Chuck Fletcher facing a crossroad with Flyers and their 'bias for action'

As Paul Holmgren and Dave Scott sat side by side, their message was clear.

Ron Hextall's picture had become too broad, too long term for the Flyers' liking, to the point in which Holmgren and Scott wanted a new general manager to fix the now more than anything else.

"It's my job to challenge Paul, and Paul to Ron," Scott, the chairman and CEO of Comcast Spectacor, said Nov. 27 when discussing Hextall's firing. "But that was a big question: What can we do now, today, to make the team better now? Not two years or three years from now. I think we debated that a lot.

"Do I think we can do better as a team now — not in two years or three years, but now? I think that answer is yes."

The problem is the now has turned so ugly, you wonder if it's even salvageable.

The Flyers entered Wednesday with more points (35) than just two NHL teams — the Blues (34) and Senators (34). They are 6-12-4 since Nov. 13, a stretch in which they've been outscored 80-53. In two more games, they will be at the halfway point of the season; that's no small sample size.

All of the above creates a brewing awkwardness and dilemma for Chuck Fletcher, brought in to quickly strap on his cape and save the Flyers from their mess.

Holmgren and Scott summoned Fletcher for the purpose of expediting the Flyers' process and to supplement the current team so it can realize its potential.

"We're looking for bright, energetic, strategic thinkers," Scott said when the Flyers were starting their GM search. "But also, balancing that with a bias for action and really making some things happen.
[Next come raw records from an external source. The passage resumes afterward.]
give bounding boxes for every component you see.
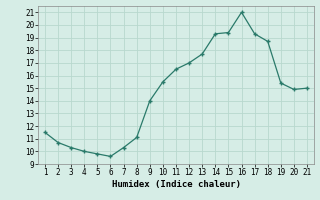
X-axis label: Humidex (Indice chaleur): Humidex (Indice chaleur)	[111, 180, 241, 189]
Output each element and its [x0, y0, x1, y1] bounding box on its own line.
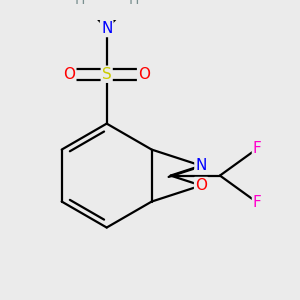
- Text: H: H: [128, 0, 139, 7]
- Text: H: H: [74, 0, 85, 7]
- Text: N: N: [101, 21, 112, 36]
- Text: O: O: [138, 67, 150, 82]
- Text: N: N: [195, 158, 207, 173]
- Text: F: F: [253, 141, 262, 156]
- Text: F: F: [253, 195, 262, 210]
- Text: O: O: [195, 178, 207, 193]
- Text: S: S: [102, 67, 112, 82]
- Text: O: O: [63, 67, 75, 82]
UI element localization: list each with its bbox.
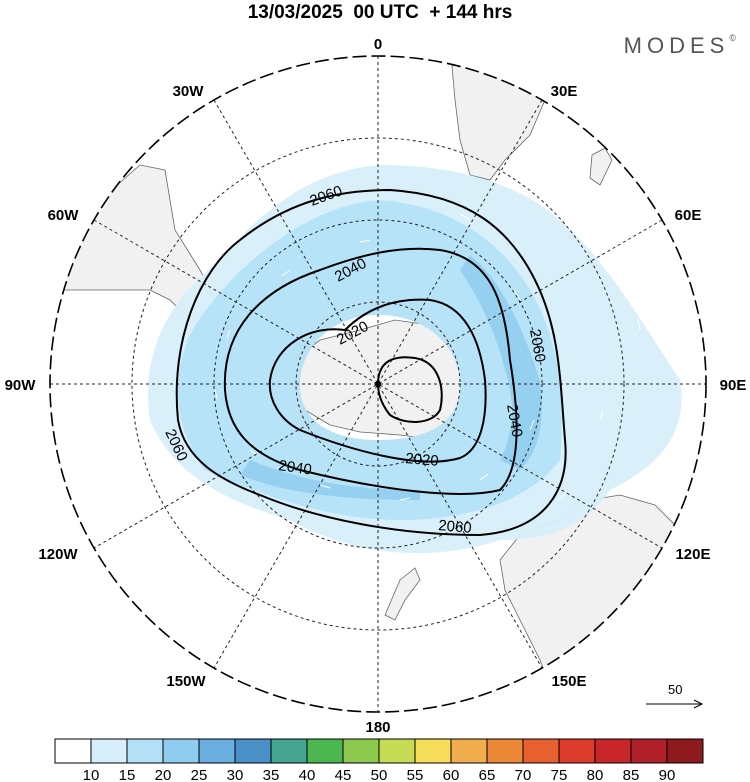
reference-vector-head bbox=[693, 699, 704, 709]
colorbar-box bbox=[54, 738, 92, 764]
lon-label-90e: 90E bbox=[720, 377, 747, 394]
land-madagascar bbox=[589, 147, 613, 186]
colorbar-boxes bbox=[54, 738, 704, 764]
copyright-mark: © bbox=[729, 33, 736, 43]
colorbar-box bbox=[414, 738, 452, 764]
colorbar-tick-label: 50 bbox=[371, 767, 388, 782]
south-pole-marker bbox=[375, 381, 381, 387]
lon-label-180: 180 bbox=[365, 719, 390, 735]
colorbar-tick-label: 20 bbox=[155, 767, 172, 782]
colorbar-tick-label: 35 bbox=[263, 767, 280, 782]
lon-label-30e: 30E bbox=[551, 83, 578, 100]
colorbar-box bbox=[378, 738, 416, 764]
colorbar-box bbox=[522, 738, 560, 764]
lon-label-30w: 30W bbox=[173, 83, 205, 100]
colorbar-tick-label: 10 bbox=[83, 767, 100, 782]
lon-label-120w: 120W bbox=[38, 546, 78, 563]
colorbar-box bbox=[450, 738, 488, 764]
shade-band-15-20 bbox=[178, 200, 562, 520]
lon-label-90w: 90W bbox=[5, 377, 37, 394]
colorbar: 10 15 20 25 30 35 40 45 50 55 60 65 70 75 80 85 90 bbox=[54, 738, 704, 782]
contours bbox=[175, 188, 567, 537]
lon-label-60e: 60E bbox=[675, 207, 702, 224]
contour-label-2040-right: 2040 bbox=[503, 403, 526, 439]
colorbar-box bbox=[306, 738, 344, 764]
colorbar-tick-label: 60 bbox=[443, 767, 460, 782]
colorbar-tick-label: 85 bbox=[623, 767, 640, 782]
longitude-labels: 0 30E 60E 90E 120E 150E 180 150W 120W 90… bbox=[5, 36, 747, 735]
map-title: 13/03/2025 00 UTC + 144 hrs bbox=[247, 2, 513, 23]
lon-label-120e: 120E bbox=[675, 546, 710, 563]
colorbar-box bbox=[126, 738, 164, 764]
contour-2060 bbox=[175, 188, 567, 537]
colorbar-tick-label: 45 bbox=[335, 767, 352, 782]
land-new-zealand bbox=[384, 567, 421, 621]
lon-label-150e: 150E bbox=[551, 673, 586, 690]
map-boundary bbox=[49, 55, 707, 713]
lon-label-150w: 150W bbox=[166, 673, 206, 690]
colorbar-tick-label: 15 bbox=[119, 767, 136, 782]
colorbar-box bbox=[594, 738, 632, 764]
colorbar-ticks: 10 15 20 25 30 35 40 45 50 55 60 65 70 75 80 85 90 bbox=[83, 767, 676, 782]
modes-logo: MODES© bbox=[624, 33, 736, 59]
contour-inner-low bbox=[376, 356, 443, 423]
colorbar-tick-label: 80 bbox=[587, 767, 604, 782]
colorbar-box bbox=[666, 738, 704, 764]
colorbar-tick-label: 65 bbox=[479, 767, 496, 782]
land-africa bbox=[451, 56, 546, 181]
contour-label-2040-bottom: 2040 bbox=[277, 457, 312, 478]
colorbar-tick-label: 70 bbox=[515, 767, 532, 782]
wind-arrows bbox=[214, 213, 641, 501]
wind-shading bbox=[148, 165, 682, 554]
colorbar-tick-label: 75 bbox=[551, 767, 568, 782]
colorbar-tick-label: 25 bbox=[191, 767, 208, 782]
reference-vector-label: 50 bbox=[668, 682, 682, 697]
shade-band-20-25 bbox=[240, 255, 542, 500]
lon-label-60w: 60W bbox=[48, 207, 80, 224]
colorbar-box bbox=[234, 738, 272, 764]
reference-vector: 50 bbox=[646, 682, 704, 709]
contour-2020 bbox=[268, 298, 487, 463]
colorbar-box bbox=[90, 738, 128, 764]
colorbar-box bbox=[486, 738, 524, 764]
colorbar-tick-label: 90 bbox=[659, 767, 676, 782]
colorbar-box bbox=[630, 738, 668, 764]
contour-label-2060-bottom: 2060 bbox=[438, 517, 473, 537]
contour-2040 bbox=[223, 247, 518, 495]
colorbar-tick-label: 40 bbox=[299, 767, 316, 782]
colorbar-tick-label: 30 bbox=[227, 767, 244, 782]
lon-label-0: 0 bbox=[374, 36, 382, 53]
polar-map: 2060 2040 2020 2020 2040 2060 2060 2040 … bbox=[5, 36, 747, 735]
colorbar-box bbox=[558, 738, 596, 764]
graticule bbox=[50, 56, 706, 712]
colorbar-box bbox=[270, 738, 308, 764]
colorbar-box bbox=[198, 738, 236, 764]
colorbar-box bbox=[162, 738, 200, 764]
contour-label-2060-right: 2060 bbox=[526, 328, 549, 364]
logo-text: MODES bbox=[623, 33, 730, 58]
colorbar-box bbox=[342, 738, 380, 764]
colorbar-tick-label: 55 bbox=[407, 767, 424, 782]
contour-label-2020-bottom: 2020 bbox=[405, 450, 440, 470]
"We're very focused on the trade deadline coming up Feb. 25. We think there's going to be some opportunities out there and frankly, we don't want to miss out."

What in the world does Fletcher do now? Try to somehow buy on this team and give it a shot at the playoffs, a goal that is waning by the game? 

Fletcher will be strongly debating his course, with the difficult win-now reminder in the back of his mind. He has been on the job for barely a month and a hopefulness at the outset is starting to spiral into hopelessness.

Arguably the biggest decision on his growing plate: Wayne Simmonds. The 30-year-old has 17 points (11 goals, six assists) over 39 games and can become an unrestricted free agent after the season.

If Fletcher sees no other route than to sell ahead of the Feb. 25 deadline, then Simmonds becomes a prime trade chip the Flyers should cash in on as they look forward, instead of possibly losing the winger for nothing during the summer.

And that's just the beginning.

The next challenge would come at goalie. At this point, Fletcher very well may be best off learning more about Carter Hart at the NHL level while riding Michal Neuvirth and Brian Elliott (when healthy) the most he can before addressing the goalie predicament in the offseason. Both Elliott and Neuvirth will be unrestricted free agents then, opening everything up for Fletcher, who also has pending UFAs in forwards Michael Raffl and Jordan Weal at his disposal.

The situation, as a whole, oozes with irony because the Flyers moved on from Hextall for the sake of the all-important present. One way or the other, the new GM will give the Flyers their desired action.

Fletcher, though, may have no other choice but to take a page out of Hextall's book and look at what's next.